While Hong Kong Exchanges and Clearing says commodities trading contributed to its 2 per cent profit growth in the first quarter, former rival Hong Kong Mercantile Exchange floundered and was last week ordered by a court to be wound up after failing to repay almost HK$100 million in debt.
HKMEx was founded and chaired by former executive councillor Barry Cheung Chun-yuen, a key supporter of Chief Executive Leung Chun-ying. For someone who had such strong connections to fail running a new exchange showed how difficult it is to put up a new commodities market in the city from scratch.
"HKMEx was set up at the wrong time by the wrong person, and it closes at the wrong time too. It is a sad story," said Haywood Cheung Tak-hay, the president of another rival - the Chinese Gold & Silver Exchange Society. "Cheung is formerly an oil company executive who has no experience in gold and silver trading. For an outsider to run an insider business in gold, this is very difficult."
HKMEx was set up at the wrong time by the wrong person … It is a sad story
Before the closure of HKMEx, Barry Cheung had tried to improve HKMEx and was in talks with the gold exchange for a potential tie-up between them. However, before that could happen, Barry Cheung handed back HKMEx's licence to the Securities and Futures Commission on May 18 last year, after it failed to meet the cash-flow requirements of the regulator.

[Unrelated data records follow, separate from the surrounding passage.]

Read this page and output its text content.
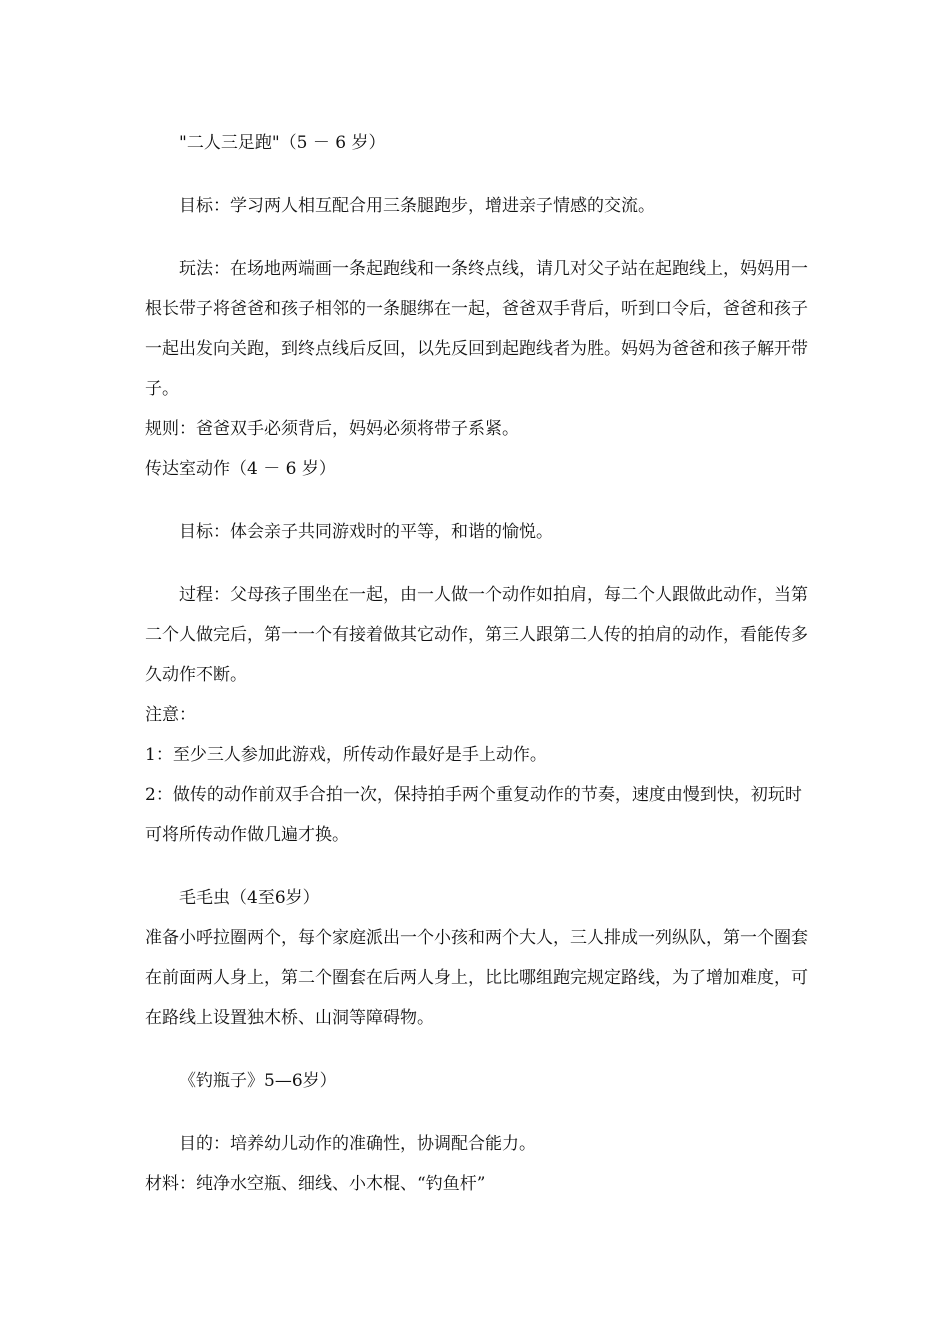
"二人三足跑"（5 － 6 岁）

目标：学习两人相互配合用三条腿跑步，增进亲子情感的交流。

玩法：在场地两端画一条起跑线和一条终点线，请几对父子站在起跑线上，妈妈用一根长带子将爸爸和孩子相邻的一条腿绑在一起，爸爸双手背后，听到口令后，爸爸和孩子一起出发向关跑，到终点线后反回，以先反回到起跑线者为胜。妈妈为爸爸和孩子解开带子。

规则：爸爸双手必须背后，妈妈必须将带子系紧。

传达室动作（4 － 6 岁）

目标：体会亲子共同游戏时的平等，和谐的愉悦。

过程：父母孩子围坐在一起，由一人做一个动作如拍肩，每二个人跟做此动作，当第二个人做完后，第一一个有接着做其它动作，第三人跟第二人传的拍肩的动作，看能传多久动作不断。

注意：

1：至少三人参加此游戏，所传动作最好是手上动作。

2：做传的动作前双手合拍一次，保持拍手两个重复动作的节奏，速度由慢到快，初玩时可将所传动作做几遍才换。

毛毛虫（4至6岁）

准备小呼拉圈两个，每个家庭派出一个小孩和两个大人，三人排成一列纵队，第一个圈套在前面两人身上，第二个圈套在后两人身上，比比哪组跑完规定路线，为了增加难度，可在路线上设置独木桥、山洞等障碍物。

《钓瓶子》5—6岁）

目的：培养幼儿动作的准确性，协调配合能力。

材料：纯净水空瓶、细线、小木棍、“钓鱼杆”
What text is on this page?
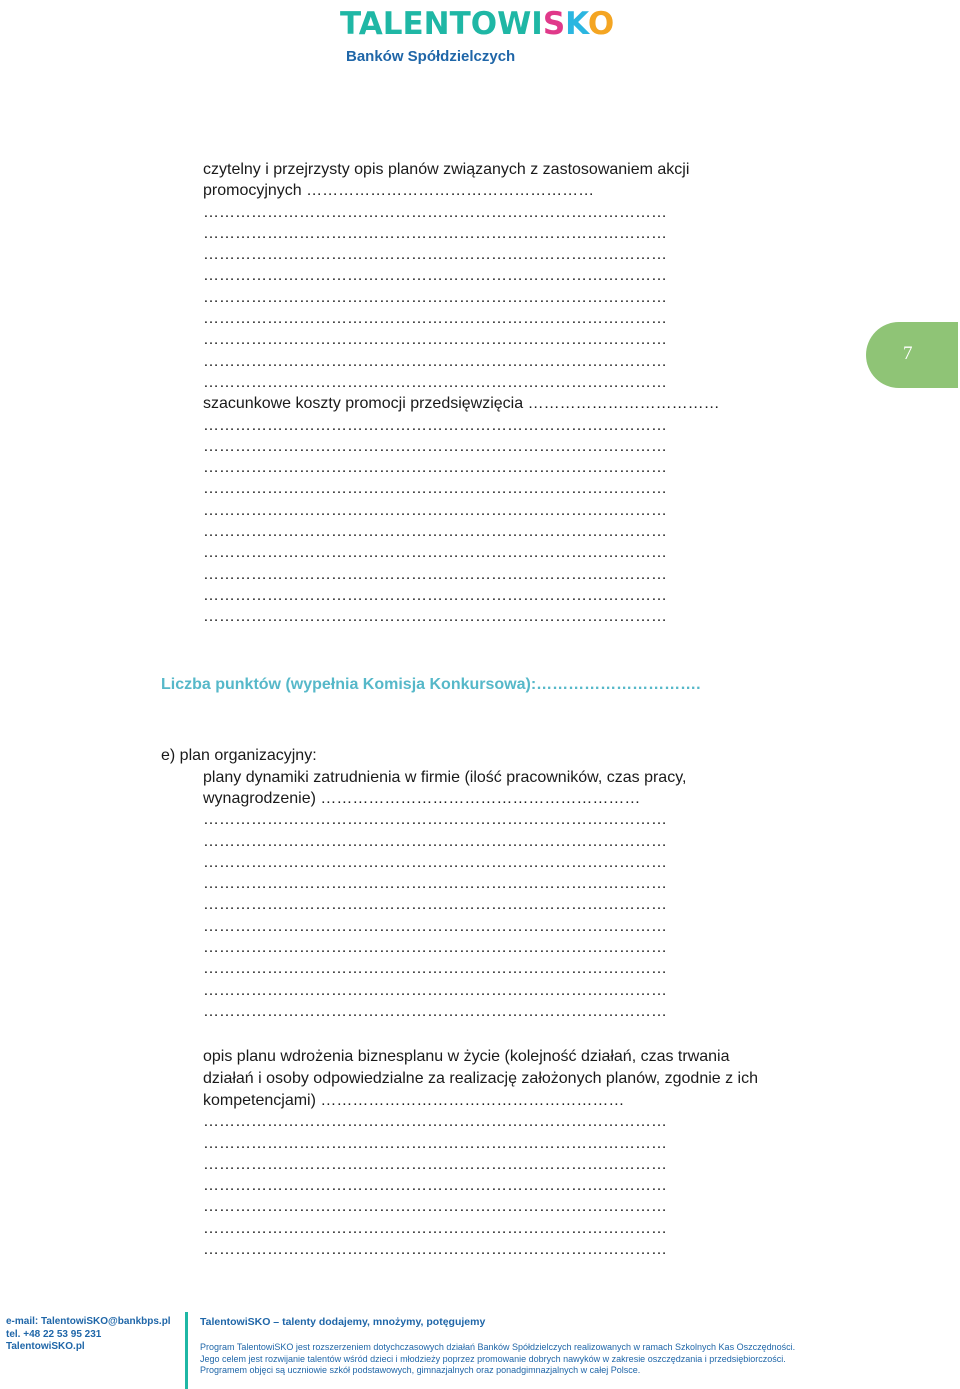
TALENTOWISKO
Banków Spółdzielczych
7
czytelny i przejrzysty opis planów związanych z zastosowaniem akcji
promocyjnych ………………………………………………
……………………………………………………………………………
……………………………………………………………………………
……………………………………………………………………………
……………………………………………………………………………
……………………………………………………………………………
……………………………………………………………………………
……………………………………………………………………………
……………………………………………………………………………
……………………………………………………………………………
szacunkowe koszty promocji przedsięwzięcia ………………………………
……………………………………………………………………………
……………………………………………………………………………
……………………………………………………………………………
……………………………………………………………………………
……………………………………………………………………………
……………………………………………………………………………
……………………………………………………………………………
……………………………………………………………………………
……………………………………………………………………………
……………………………………………………………………………
Liczba punktów (wypełnia Komisja Konkursowa):………………………….
e) plan organizacyjny:
plany dynamiki zatrudnienia w firmie (ilość pracowników, czas pracy,
wynagrodzenie) ……………………………………………………
……………………………………………………………………………
……………………………………………………………………………
……………………………………………………………………………
……………………………………………………………………………
……………………………………………………………………………
……………………………………………………………………………
……………………………………………………………………………
……………………………………………………………………………
……………………………………………………………………………
……………………………………………………………………………
opis planu wdrożenia biznesplanu w życie (kolejność działań, czas trwania
działań i osoby odpowiedzialne za realizację założonych planów, zgodnie z ich
kompetencjami) …………………………………………………
……………………………………………………………………………
……………………………………………………………………………
……………………………………………………………………………
……………………………………………………………………………
……………………………………………………………………………
……………………………………………………………………………
……………………………………………………………………………
e-mail: TalentowiSKO@bankbps.pl
tel. +48 22 53 95 231
TalentowiSKO.pl
TalentowiSKO – talenty dodajemy, mnożymy, potęgujemy
Program TalentowiSKO jest rozszerzeniem dotychczasowych działań Banków Spółdzielczych realizowanych w ramach Szkolnych Kas Oszczędności.
Jego celem jest rozwijanie talentów wśród dzieci i młodzieży poprzez promowanie dobrych nawyków w zakresie oszczędzania i przedsiębiorczości.
Programem objęci są uczniowie szkół podstawowych, gimnazjalnych oraz ponadgimnazjalnych w całej Polsce.
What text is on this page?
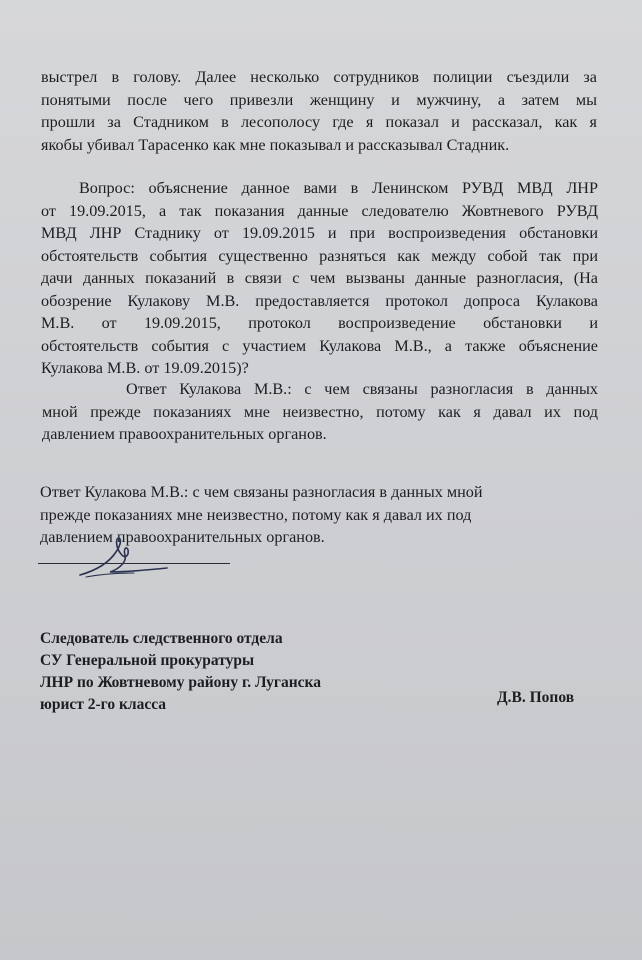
выстрел в голову. Далее несколько сотрудников полиции съездили за
понятыми после чего привезли женщину и мужчину, а затем мы
прошли за Стадником в лесополосу где я показал и рассказал, как я
якобы убивал Тарасенко как мне показывал и рассказывал Стадник.

Вопрос: объяснение данное вами в Ленинском РУВД МВД ЛНР
от 19.09.2015, а так показания данные следователю Жовтневого РУВД
МВД ЛНР Стаднику от 19.09.2015 и при воспроизведения обстановки
обстоятельств события существенно разняться как между собой так при
дачи данных показаний в связи с чем вызваны данные разногласия, (На
обозрение Кулакову М.В. предоставляется протокол допроса Кулакова
М.В. от 19.09.2015, протокол воспроизведение обстановки и
обстоятельств события с участием Кулакова М.В., а также объяснение
Кулакова М.В. от 19.09.2015)?

Ответ Кулакова М.В.: с чем связаны разногласия в данных
мной прежде показаниях мне неизвестно, потому как я давал их под
давлением правоохранительных органов.

Ответ Кулакова М.В.: с чем связаны разногласия в данных мной
прежде показаниях мне неизвестно, потому как я давал их под
давлением правоохранительных органов.

Следователь следственного отдела
СУ Генеральной прокуратуры
ЛНР по Жовтневому району г. Луганска
юрист 2-го класса	Д.В. Попов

The HKMEx was set up in 2008 to trade oil contracts. However, Beijing's restrictions for overseas exchanges to deal with mainland oil users forced it to trade gold and silver instead.
HKMEx's HK$500 million electronic trading platform finally opened in 2011 but it had only 37 brokers, compared with 450 for HKEx.
Its trading was so thin that on its last day, only 181 contracts were left to be settled. It failed to generate enough money to pay the exchange's rent or salaries.